Les détails se rapportant aux aspects domestiques de la scène ne manquent pas, et l’on sait qu’elle est, au regard des peintres, l’utilité d’y insister dans le contexte particulier de la représentation d’une scène religieuse. En inscrivant cette scène dans un milieu évocateur de la vie quotidienne, ils lui confèrent aussi une réalité particulière.
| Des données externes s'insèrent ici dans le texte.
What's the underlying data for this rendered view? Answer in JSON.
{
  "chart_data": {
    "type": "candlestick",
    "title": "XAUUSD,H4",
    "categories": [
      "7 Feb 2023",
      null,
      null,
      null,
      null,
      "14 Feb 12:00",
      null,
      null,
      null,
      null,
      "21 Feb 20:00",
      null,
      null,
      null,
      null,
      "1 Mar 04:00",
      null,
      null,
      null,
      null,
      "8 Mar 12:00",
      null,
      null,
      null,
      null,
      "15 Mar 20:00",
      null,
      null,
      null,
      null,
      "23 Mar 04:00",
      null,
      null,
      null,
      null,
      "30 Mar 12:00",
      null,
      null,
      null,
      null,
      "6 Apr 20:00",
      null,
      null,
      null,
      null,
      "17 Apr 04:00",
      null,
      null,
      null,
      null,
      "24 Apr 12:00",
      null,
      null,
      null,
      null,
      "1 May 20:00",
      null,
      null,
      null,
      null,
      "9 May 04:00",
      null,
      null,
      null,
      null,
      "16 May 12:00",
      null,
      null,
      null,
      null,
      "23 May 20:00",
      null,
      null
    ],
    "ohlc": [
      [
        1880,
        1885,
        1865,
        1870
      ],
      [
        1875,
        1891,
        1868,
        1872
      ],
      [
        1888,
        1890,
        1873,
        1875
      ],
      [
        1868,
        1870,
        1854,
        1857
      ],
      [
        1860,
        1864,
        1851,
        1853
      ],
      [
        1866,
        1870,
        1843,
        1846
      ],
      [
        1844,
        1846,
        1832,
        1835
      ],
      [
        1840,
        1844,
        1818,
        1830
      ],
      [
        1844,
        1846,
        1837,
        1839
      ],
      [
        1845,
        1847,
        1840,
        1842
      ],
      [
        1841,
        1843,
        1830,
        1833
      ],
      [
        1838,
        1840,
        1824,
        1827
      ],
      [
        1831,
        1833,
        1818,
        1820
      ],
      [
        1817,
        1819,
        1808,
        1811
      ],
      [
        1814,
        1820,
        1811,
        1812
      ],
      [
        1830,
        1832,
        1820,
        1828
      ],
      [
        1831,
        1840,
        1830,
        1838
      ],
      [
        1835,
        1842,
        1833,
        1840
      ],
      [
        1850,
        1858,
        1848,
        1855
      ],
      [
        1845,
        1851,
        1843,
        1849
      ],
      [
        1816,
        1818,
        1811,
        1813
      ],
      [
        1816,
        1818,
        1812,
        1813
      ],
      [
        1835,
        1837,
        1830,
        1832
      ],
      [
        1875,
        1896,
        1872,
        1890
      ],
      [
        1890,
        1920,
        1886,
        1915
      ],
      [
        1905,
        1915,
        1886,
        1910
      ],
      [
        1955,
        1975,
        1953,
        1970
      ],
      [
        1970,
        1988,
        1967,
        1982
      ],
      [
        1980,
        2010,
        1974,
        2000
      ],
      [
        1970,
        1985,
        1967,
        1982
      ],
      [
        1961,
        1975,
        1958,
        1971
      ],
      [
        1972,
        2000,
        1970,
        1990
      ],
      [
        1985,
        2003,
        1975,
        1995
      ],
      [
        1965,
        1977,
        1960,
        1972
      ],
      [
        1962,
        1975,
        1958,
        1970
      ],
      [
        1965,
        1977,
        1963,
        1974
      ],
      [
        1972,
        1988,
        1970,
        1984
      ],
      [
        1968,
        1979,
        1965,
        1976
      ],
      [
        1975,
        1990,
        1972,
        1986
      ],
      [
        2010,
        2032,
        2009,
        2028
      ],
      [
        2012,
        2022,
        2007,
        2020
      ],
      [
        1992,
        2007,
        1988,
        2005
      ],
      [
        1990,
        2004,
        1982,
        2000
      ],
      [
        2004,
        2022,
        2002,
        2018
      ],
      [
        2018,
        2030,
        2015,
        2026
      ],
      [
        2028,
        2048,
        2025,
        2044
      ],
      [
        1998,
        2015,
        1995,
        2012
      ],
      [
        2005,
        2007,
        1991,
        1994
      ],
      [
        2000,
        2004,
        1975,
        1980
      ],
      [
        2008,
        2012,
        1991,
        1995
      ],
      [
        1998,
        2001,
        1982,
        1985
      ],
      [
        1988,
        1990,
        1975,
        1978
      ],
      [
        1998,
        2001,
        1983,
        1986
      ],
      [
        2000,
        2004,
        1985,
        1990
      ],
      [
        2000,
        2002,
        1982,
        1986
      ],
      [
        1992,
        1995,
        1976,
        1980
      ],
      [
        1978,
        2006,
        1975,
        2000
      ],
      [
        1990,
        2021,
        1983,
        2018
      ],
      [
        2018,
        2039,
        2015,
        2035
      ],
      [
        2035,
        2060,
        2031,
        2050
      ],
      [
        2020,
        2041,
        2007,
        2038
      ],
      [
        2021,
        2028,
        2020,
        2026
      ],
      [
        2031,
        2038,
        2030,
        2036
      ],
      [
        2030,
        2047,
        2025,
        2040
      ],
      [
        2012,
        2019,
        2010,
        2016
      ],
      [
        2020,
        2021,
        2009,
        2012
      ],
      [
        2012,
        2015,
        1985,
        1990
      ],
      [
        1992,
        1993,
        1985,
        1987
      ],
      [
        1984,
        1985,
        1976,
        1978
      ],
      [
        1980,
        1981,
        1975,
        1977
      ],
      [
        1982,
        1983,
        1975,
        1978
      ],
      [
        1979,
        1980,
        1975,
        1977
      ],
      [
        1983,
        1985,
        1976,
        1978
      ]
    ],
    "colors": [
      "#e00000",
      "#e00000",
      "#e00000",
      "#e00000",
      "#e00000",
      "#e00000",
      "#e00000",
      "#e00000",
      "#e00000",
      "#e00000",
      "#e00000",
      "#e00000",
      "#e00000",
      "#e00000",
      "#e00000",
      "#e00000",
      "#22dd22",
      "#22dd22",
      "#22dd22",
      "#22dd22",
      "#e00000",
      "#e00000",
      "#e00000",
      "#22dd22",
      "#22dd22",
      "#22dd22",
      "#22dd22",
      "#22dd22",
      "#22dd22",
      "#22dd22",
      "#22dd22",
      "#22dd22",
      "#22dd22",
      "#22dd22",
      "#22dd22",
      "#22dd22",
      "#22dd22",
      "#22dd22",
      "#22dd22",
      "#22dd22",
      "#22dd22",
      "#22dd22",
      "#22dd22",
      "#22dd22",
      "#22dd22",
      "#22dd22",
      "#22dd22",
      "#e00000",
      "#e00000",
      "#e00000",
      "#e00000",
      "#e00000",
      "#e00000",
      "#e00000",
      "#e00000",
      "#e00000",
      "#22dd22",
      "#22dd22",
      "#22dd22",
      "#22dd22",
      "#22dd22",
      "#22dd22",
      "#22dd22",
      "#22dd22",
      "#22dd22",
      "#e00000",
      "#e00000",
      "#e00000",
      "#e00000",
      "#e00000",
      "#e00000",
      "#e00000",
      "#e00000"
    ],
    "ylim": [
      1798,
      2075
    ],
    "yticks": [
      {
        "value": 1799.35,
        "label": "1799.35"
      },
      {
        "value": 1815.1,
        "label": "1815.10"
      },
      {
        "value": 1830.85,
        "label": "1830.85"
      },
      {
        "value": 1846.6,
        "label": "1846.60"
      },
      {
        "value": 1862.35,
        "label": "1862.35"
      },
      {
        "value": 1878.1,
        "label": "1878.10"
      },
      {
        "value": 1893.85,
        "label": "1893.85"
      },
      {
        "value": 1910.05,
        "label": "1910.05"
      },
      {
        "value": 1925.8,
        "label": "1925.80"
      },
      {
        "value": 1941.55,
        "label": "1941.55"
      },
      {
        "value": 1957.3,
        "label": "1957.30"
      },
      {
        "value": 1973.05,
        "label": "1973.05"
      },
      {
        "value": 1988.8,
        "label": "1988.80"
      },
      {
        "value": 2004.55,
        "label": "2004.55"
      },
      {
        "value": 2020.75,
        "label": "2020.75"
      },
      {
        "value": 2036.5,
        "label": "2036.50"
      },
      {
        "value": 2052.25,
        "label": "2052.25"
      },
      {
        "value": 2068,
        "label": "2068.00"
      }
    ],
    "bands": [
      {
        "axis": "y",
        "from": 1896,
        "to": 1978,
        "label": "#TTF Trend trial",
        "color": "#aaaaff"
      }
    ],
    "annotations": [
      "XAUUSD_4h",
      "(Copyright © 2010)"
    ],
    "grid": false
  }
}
Une foule de détails jouent ici ce rôle :

  • parmi les ustensiles que l’on rencontre dans tout intérieur, on voit au premier plan le lange prêt à servir pour enserrer le nouveau-né comme une momie, selon une croyance qui, récemment encore, considérait que la croissance de celui-ci était améliorée par ce moyen (ce n’est plus l’avis de la médecine récente …)
  • au fond de la pièce plongée dans l’obscurité de la nuit, une sage femme (il s’agit probablement de Zehel, compagne de Salomé) soulève un linge devant l’âtre afin d’en accélérer le séchage, à moins qu’il ne s’agisse de le réchauffer avant de l’utiliser pour essuyer l’enfant à sa sortie du bain
  • dans cet intérieur modeste, les outils que l’on voit suspendus évoquent à leur tour le labeur quotidien de leur propriétaire ; sur sa gauche, Salomé a déposé le lourd broc qui lui a probablement servi à remplir d’eau le bassin où l’enfant prend son premier bain

Dans la pénombre environnante, une lumière d’origine divine trouve sa source dans la figure même de l’enfant, et éclaire toute la scène, selon un mode de signification symbolique dont on trouve une occurrence dans les rayons qui émanent de la tête du Christ en formant la figure de la Croix.

Notes

Notes
1 Cet épisode disparaît dans la peinture du Quattrocento, alors que la narration de la Nativité insiste dorénavant sur le caractère miraculeux de cette naissance, en mettant en avant à la fois l’absence des douleurs liées à l’enfantement et l’inutilité du bain traditionnel face à la perfection du nouveau-né.